Let's understand this, just for starters.

And I know that Nidal Malik Hasan was also crazy. But which suicide bomber, even one inspired by what the president continues to call the "Holy Koran," as if that nomenclature would moderate the hatred of America in the world of Islam, is not crazy? Stark raving crazy, in fact?

(Just like the assassination of Robert Kennedy, to begin at the beginning, was an act of jihad, as well. And Sirhan Sirhan was also nuts.)

Jihad aside, how could this deeply troubled man about whose troubles his superiors were fully aware, be permitted to serve as a psychiatrist among men and women who, like he himself, were about to be sent to war ... or were returning from war? And not just any war. But a war in the Muslim orbit and actually fighting Muslim men and, lest we forget, Muslim ideas.
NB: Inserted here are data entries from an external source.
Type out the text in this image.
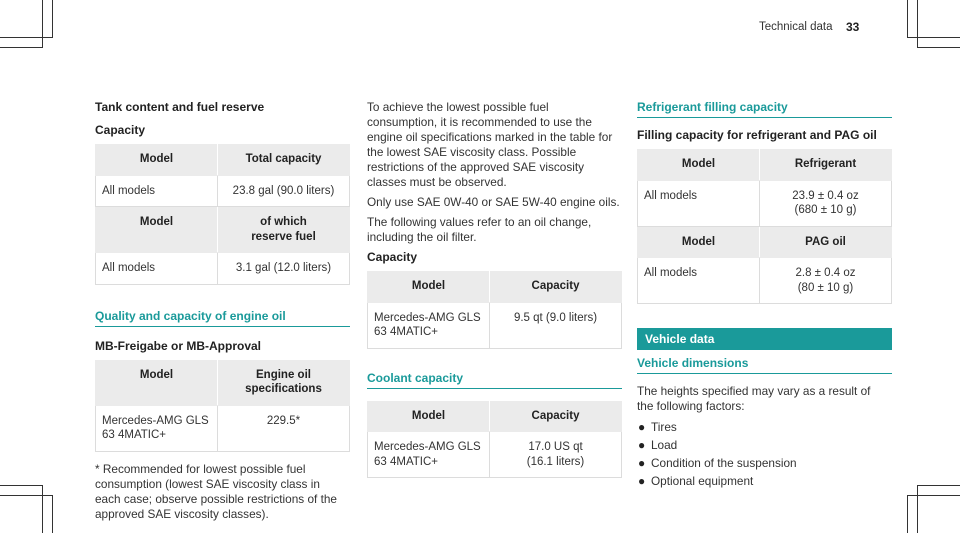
Technical data 33
Tank content and fuel reserve
Capacity
Model	Total capacity
All models	23.8 gal (90.0 liters)
Model	of which reserve fuel
All models	3.1 gal (12.0 liters)
Quality and capacity of engine oil
MB-Freigabe or MB-Approval
Model	Engine oil specifications
Mercedes-AMG GLS 63 4MATIC+	229.5*
* Recommended for lowest possible fuel consumption (lowest SAE viscosity class in each case; observe possible restrictions of the approved SAE viscosity classes).
To achieve the lowest possible fuel consumption, it is recommended to use the engine oil specifications marked in the table for the lowest SAE viscosity class. Possible restrictions of the approved SAE viscosity classes must be observed.
Only use SAE 0W-40 or SAE 5W-40 engine oils.
The following values refer to an oil change, including the oil filter.
Capacity
Model	Capacity
Mercedes-AMG GLS 63 4MATIC+	9.5 qt (9.0 liters)
Coolant capacity
Model	Capacity
Mercedes-AMG GLS 63 4MATIC+	17.0 US qt (16.1 liters)
Refrigerant filling capacity
Filling capacity for refrigerant and PAG oil
Model	Refrigerant
All models	23.9 ± 0.4 oz (680 ± 10 g)
Model	PAG oil
All models	2.8 ± 0.4 oz (80 ± 10 g)
Vehicle data
Vehicle dimensions
The heights specified may vary as a result of the following factors:
● Tires
● Load
● Condition of the suspension
● Optional equipment
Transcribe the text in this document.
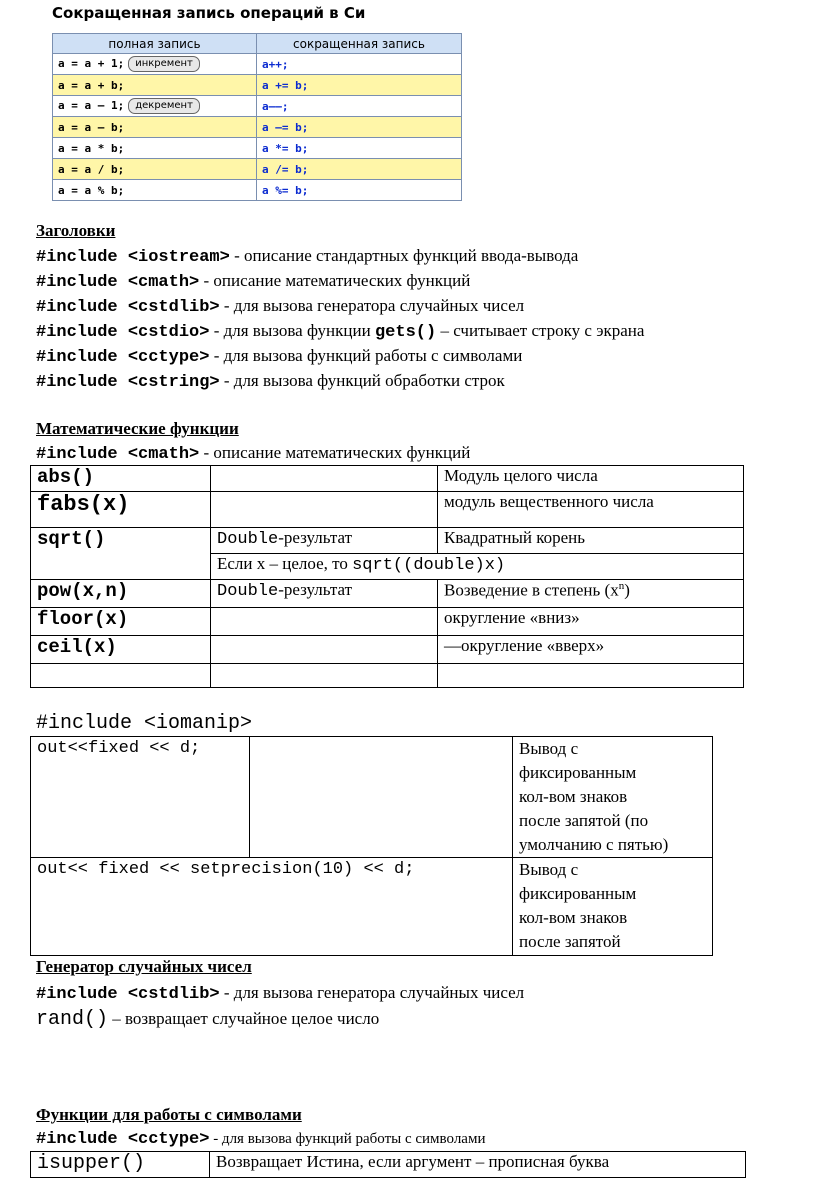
Сокращенная запись операций в Си
полная запись	сокращенная запись
a = a + 1; инкремент	a++;
a = a + b;	a += b;
a = a – 1; декремент	a––;
a = a – b;	a –= b;
a = a * b;	a *= b;
a = a / b;	a /= b;
a = a % b;	a %= b;
Заголовки
#include <iostream> - описание стандартных функций ввода-вывода
#include <cmath> - описание математических функций
#include <cstdlib> - для вызова генератора случайных чисел
#include <cstdio> - для вызова функции gets() – считывает строку с экрана
#include <cctype> - для вызова функций работы с символами
#include <cstring> - для вызова функций обработки строк
Математические функции
#include <cmath> - описание математических функций
abs()		Модуль целого числа
fabs(x)		модуль вещественного числа
sqrt()	Double-результат	Квадратный корень
	Если x – целое, то sqrt((double)x)	
pow(x,n)	Double-результат	Возведение в степень $(x^n)$
floor(x)		округление «вниз»
ceil(x)		—округление «вверх»

#include <iomanip>
out<<fixed << d;		Вывод с
фиксированным
кол-вом знаков
после запятой (по
умолчанию с пятью)

out<< fixed << setprecision(10) << d;		Вывод с
фиксированным
кол-вом знаков
после запятой
Генератор случайных чисел
#include <cstdlib> - для вызова генератора случайных чисел
rand() – возвращает случайное целое число
Функции для работы с символами
#include <cctype> - для вызова функций работы с символами
isupper()	Возвращает Истина, если аргумент – прописная буква
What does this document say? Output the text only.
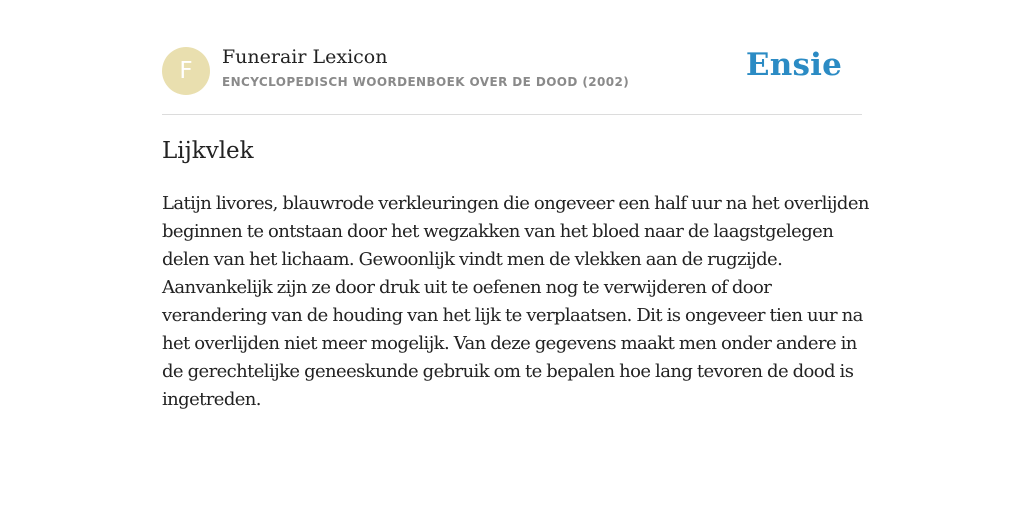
F
Funerair Lexicon
ENCYCLOPEDISCH WOORDENBOEK OVER DE DOOD (2002)	Ensie
Lijkvlek

Latijn livores, blauwrode verkleuringen die ongeveer een half uur na het overlijden beginnen te ontstaan door het wegzakken van het bloed naar de laagstgelegen delen van het lichaam. Gewoonlijk vindt men de vlekken aan de rugzijde. Aanvankelijk zijn ze door druk uit te oefenen nog te verwijderen of door verandering van de houding van het lijk te verplaatsen. Dit is ongeveer tien uur na het overlijden niet meer mogelijk. Van deze gegevens maakt men onder andere in de gerechtelijke geneeskunde gebruik om te bepalen hoe lang tevoren de dood is ingetreden.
Come to think of it, if you had just returned from duty in Afghanistan or Iraq and having troubles readjusting to home, wouldn't you be a little freaked out that your decommissioning shrink was wearing native Arab dress as Hasan often did at Fort Hood?

We are now about to enter a period of dissimulation. Ours is a culture very edgy about discussing such matters lest someone in the room be offended or that our conclusions turn out to be, well, very uncomfortable.

In the meantime, don't forget that Nidal Malik Hasan murdered 13 men and women, 12 of them U.S. soldiers, and wounded 28 others. This is, for want of a better word, a massacre.